High protein as a claim in new launches of bread is small scale in comparison to the snack bar or yogurt segments and, on a global basis, is not growing in use. However, recent buzz accompanying some of the latest launches suggests there is more potential, especially in the European market where most of the recent activity has occurred.

In the US, “high in protein” as an attribute of influence in bread purchasing is approaching that of high in fiber with 60% of consumers rating the former as an influencing attribute vs. 75% the latter. Given the relatively low level of bread introductions making high-protein claims in the US, this is significant and reflects the growing interest in protein in general in the market. 

The interest in high-protein breads in the US does not drop off significantly with age as it does in other categories using protein claims such as snack bars. This makes bread one of the more effective product formats to target high protein content to older consumers.

Many of the new US products with a high-protein claim have combined high-fiber and high-protein messaging, building on the long-term consumer appeal that high fiber content has demonstrated. Indeed, launches of 5/5 products (5 g fiber per serving, 5 g protein per serving) started to appear a few years ago, although many recent new items are using higher amounts of protein than just 5 g. High-fiber and high-protein ancient grains, which are also gluten-free and thus very much “on-trend” such as spelt, chia or quinoa, have been used in some cases.

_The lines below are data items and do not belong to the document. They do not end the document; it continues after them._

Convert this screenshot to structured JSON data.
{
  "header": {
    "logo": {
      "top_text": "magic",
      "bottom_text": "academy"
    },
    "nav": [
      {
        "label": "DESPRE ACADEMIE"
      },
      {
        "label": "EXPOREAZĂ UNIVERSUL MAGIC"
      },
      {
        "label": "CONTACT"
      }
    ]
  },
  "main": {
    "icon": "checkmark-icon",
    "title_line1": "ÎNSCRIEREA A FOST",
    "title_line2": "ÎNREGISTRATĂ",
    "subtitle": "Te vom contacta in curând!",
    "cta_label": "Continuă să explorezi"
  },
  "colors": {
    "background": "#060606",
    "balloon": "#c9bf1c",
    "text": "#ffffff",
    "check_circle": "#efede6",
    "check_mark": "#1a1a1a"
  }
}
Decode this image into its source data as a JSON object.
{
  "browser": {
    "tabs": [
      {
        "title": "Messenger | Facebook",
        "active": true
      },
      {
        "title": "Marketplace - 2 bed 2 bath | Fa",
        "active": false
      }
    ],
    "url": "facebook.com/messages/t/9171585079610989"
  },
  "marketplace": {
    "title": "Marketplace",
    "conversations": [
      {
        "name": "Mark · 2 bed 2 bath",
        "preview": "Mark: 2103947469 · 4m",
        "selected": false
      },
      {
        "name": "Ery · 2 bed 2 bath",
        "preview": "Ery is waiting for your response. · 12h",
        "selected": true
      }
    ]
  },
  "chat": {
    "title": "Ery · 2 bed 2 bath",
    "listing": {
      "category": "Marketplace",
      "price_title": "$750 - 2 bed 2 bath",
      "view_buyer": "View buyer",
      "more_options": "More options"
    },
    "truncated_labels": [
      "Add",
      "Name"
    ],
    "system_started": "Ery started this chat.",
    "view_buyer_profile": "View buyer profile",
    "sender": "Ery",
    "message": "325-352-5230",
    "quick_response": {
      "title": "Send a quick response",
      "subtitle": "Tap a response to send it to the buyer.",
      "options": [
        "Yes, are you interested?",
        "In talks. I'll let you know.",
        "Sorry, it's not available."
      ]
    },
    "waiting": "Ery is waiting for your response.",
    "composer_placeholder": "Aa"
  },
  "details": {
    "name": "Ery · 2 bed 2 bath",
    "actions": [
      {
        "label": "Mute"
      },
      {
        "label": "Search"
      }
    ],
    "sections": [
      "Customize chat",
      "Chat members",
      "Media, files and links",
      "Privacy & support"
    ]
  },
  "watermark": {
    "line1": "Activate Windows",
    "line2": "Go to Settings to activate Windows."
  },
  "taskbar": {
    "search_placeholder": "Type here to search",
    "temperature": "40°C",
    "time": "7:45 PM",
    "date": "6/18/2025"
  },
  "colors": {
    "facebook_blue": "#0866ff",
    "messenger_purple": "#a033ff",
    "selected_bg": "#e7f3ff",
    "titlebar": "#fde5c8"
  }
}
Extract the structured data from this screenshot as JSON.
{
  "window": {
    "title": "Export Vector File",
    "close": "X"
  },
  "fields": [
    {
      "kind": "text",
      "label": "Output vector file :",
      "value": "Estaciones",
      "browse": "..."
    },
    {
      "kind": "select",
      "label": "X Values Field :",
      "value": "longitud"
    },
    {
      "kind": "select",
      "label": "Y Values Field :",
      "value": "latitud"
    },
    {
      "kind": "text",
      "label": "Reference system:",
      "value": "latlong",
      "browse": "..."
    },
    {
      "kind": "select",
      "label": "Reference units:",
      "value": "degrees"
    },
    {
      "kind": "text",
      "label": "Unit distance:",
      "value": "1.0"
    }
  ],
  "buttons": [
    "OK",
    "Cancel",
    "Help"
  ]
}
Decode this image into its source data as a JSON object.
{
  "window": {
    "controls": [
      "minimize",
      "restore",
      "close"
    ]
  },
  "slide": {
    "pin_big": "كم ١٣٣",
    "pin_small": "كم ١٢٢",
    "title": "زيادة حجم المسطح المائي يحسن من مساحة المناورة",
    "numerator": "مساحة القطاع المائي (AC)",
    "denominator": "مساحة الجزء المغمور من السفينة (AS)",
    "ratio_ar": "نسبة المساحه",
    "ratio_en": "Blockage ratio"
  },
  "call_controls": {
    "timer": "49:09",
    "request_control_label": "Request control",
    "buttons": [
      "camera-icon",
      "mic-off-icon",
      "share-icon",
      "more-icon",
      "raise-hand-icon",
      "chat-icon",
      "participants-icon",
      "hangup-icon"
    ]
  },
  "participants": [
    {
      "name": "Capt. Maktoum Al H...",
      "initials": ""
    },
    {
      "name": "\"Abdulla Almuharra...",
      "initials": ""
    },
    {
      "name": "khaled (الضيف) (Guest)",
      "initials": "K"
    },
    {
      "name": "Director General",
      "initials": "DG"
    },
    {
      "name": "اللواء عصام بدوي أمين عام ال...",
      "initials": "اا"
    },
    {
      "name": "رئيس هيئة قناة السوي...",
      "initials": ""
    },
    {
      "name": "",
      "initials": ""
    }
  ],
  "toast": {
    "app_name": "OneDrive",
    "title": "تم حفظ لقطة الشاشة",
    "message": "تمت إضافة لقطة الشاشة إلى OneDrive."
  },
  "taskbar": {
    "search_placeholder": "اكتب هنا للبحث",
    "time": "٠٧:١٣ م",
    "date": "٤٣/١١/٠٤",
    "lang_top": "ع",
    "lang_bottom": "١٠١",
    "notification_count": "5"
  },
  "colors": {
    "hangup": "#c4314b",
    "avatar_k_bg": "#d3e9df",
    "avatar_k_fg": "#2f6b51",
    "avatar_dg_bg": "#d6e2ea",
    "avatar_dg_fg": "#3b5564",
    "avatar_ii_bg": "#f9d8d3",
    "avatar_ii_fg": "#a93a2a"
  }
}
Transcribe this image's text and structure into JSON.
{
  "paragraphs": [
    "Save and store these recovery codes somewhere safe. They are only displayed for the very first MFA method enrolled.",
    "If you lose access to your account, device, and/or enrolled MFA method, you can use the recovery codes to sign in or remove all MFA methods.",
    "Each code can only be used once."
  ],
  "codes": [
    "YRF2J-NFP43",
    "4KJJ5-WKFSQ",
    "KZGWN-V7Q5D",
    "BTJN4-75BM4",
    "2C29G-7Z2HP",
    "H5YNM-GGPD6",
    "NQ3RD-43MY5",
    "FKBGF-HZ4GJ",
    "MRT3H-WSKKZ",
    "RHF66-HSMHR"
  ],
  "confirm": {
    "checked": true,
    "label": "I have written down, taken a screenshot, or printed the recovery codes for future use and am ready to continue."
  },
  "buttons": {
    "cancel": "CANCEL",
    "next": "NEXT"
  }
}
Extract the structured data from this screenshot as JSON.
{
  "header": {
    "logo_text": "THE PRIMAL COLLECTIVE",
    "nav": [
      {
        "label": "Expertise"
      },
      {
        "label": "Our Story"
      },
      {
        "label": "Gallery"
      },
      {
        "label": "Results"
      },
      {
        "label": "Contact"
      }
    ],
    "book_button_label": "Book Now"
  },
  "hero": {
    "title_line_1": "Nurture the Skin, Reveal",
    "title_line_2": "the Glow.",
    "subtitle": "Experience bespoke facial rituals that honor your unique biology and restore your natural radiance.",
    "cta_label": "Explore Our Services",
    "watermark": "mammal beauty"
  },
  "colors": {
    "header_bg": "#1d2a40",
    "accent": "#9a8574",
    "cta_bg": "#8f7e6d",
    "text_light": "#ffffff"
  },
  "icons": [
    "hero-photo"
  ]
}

The Energus 10 brand launched in France, meanwhile, contains 22 g protein per 100 g of bread. It has achieved listings at mainstream retailers and is promoted as a rich source of protein comparable to meat. As with many new high-protein and high-fiber breads coming onto the market, it is also promoting the inclusion of omega fatty acids and low carbohydrate content.

Indeed, the combination of fiber, protein and omega-3 in a low-carb-­positioned bread product looks to be an increasingly powerful proposition that health-conscious consumers are likely to be very receptive to. Furthermore, it is a proposition that can be achieved through the increasing use of added seeds and grains to deliver superior ­nutritional properties.